🤖 AI Summary
To address the insufficient reliability of AI models in clinical decision support, this work proposes an uncertainty-aware selective prediction mechanism that enables models to abstain from diagnosis when prediction confidence falls below a task-adaptive threshold. To tackle cross-task uncertainty calibration—particularly challenging across heterogeneous medical tasks—we introduce HUQ-2, a novel uncertainty quantification method integrating Bayesian approximate inference, ensemble-based estimation, and adaptive thresholding. Evaluated on diverse clinical NLP tasks—including in-hospital mortality prediction, multi-label ICD coding recommendation, outpatient triage, and depression/anxiety detection—HUQ-2 is validated on MIMIC-III/IV, proprietary outpatient, and multi-source mental health datasets. It achieves the first unified modeling framework for cross-task, multi-source, heterogeneous clinical text data. Experiments demonstrate a 12.6–18.3% improvement in selective prediction AUC, >94% accuracy on abstained samples, and substantial gains in calibration, robustness, and clinical interpretability—establishing HUQ-2 as the first SOTA uncertainty modeling framework for medical text analysis.
📝 Abstract
This study addresses the critical issue of reliability for AI-assisted medical diagnosis. We focus on the selection prediction approach that allows the diagnosis system to abstain from providing the decision if it is not confident in the diagnosis.

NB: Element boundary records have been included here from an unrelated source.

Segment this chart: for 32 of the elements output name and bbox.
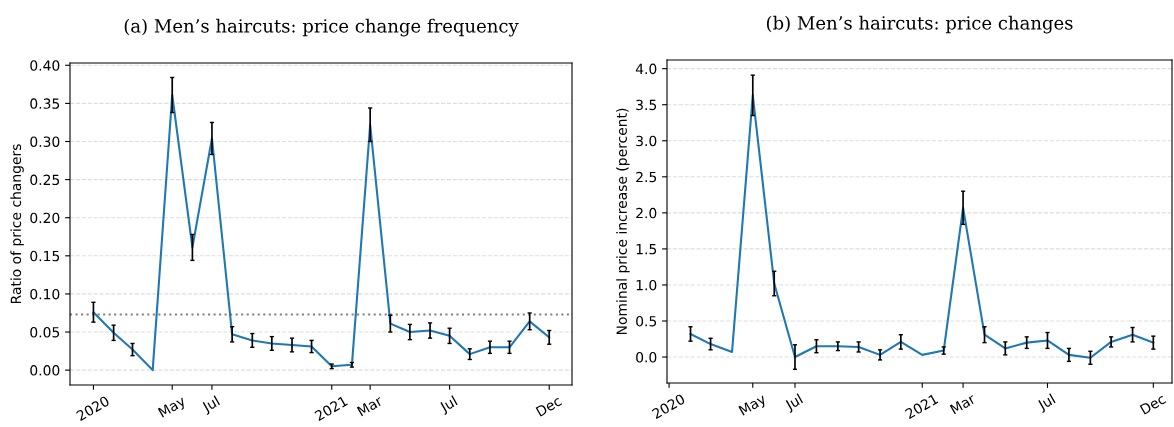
- y-tick-label: 0.05: [30, 327, 60, 338]
- x-tick-label: May: [738, 393, 769, 419]
- x-tick-label: Dec: [1139, 393, 1167, 415]
- y-tick-label: 0.15: [30, 250, 60, 262]
- x-tick-label: May: [157, 395, 188, 421]
- y-axis-title: Ratio of price changers: [10, 144, 24, 304]
- y-tick-label: 0.30: [30, 136, 60, 147]
- x-tick-label: Jul: [438, 395, 460, 416]
- y-tick-label: 0.00: [30, 365, 60, 376]
- y-tick-label: 1.0: [636, 279, 657, 291]
- y-axis-title: Nominal price increase (percent): [616, 108, 630, 335]
- chart-title: (b) Men’s haircuts: price changes: [766, 15, 1073, 34]
- y-tick-label: 4.0: [635, 63, 657, 75]
- chart-title: (a) Men’s haircuts: price change frequency: [124, 18, 519, 37]
- x-tick-label: Jul: [783, 393, 805, 414]
- y-tick-label: 0.40: [30, 60, 60, 71]
- y-tick-label: 3.0: [636, 135, 657, 147]
- y-tick-label: 0.5: [636, 315, 657, 327]
- y-tick-label: 3.5: [636, 99, 657, 111]
- y-tick-label: 1.5: [636, 244, 657, 255]
- x-tick-label: Mar: [356, 395, 384, 417]
- x-tick-label: Dec: [535, 395, 563, 417]
- y-tick-label: 0.25: [30, 174, 60, 186]
- y-tick-label: 0.20: [30, 212, 60, 224]
- x-tick-label: Jul: [1036, 393, 1057, 414]
- y-tick-label: 2.5: [636, 171, 657, 183]
- y-tick-label: 2.0: [636, 207, 657, 219]
- y-tick-label: 0.35: [30, 98, 60, 109]
- x-tick-label: Jul: [200, 395, 222, 416]
- x-tick-label: Mar: [949, 393, 977, 415]
- y-tick-label: 0.10: [30, 288, 60, 300]
- y-tick-label: 0.0: [636, 352, 657, 363]
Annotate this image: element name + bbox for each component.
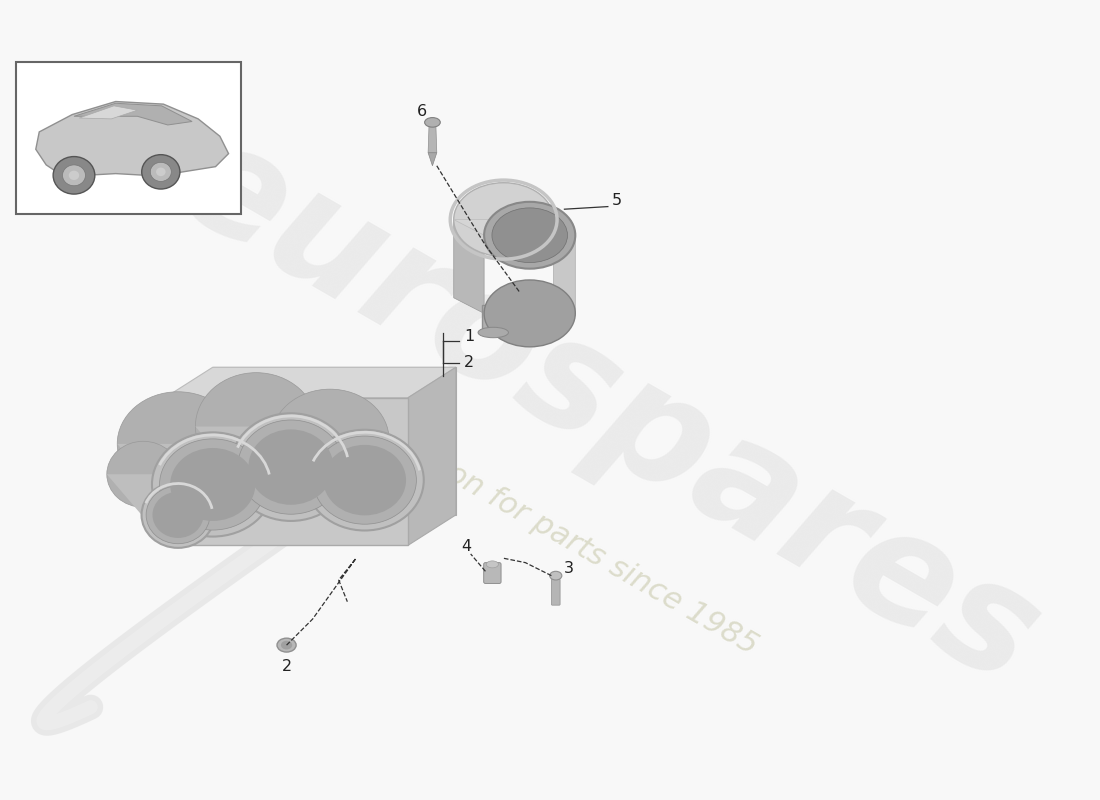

Such selective prediction (or abstention) approaches are usually based on the modeling predictive uncertainty of machine learning models involved. This study explores uncertainty quantification in machine learning models for medical text analysis, addressing diverse tasks across multiple datasets. We focus on binary mortality prediction from textual data in MIMIC-III, multi-label medical code prediction using ICD-10 codes from MIMIC-IV, and multi-class classification with a private outpatient visits dataset. Additionally, we analyze mental health datasets targeting depression and anxiety detection, utilizing various text-based sources, such as essays, social media posts, and clinical descriptions. In addition to comparing uncertainty methods, we introduce HUQ-2, a new state-of-the-art method for enhancing reliability in selective prediction tasks. Our results provide a detailed comparison of uncertainty quantification methods. They demonstrate the effectiveness of HUQ-2 in capturing and evaluating uncertainty, paving the way for more reliable and interpretable applications in medical text analysis.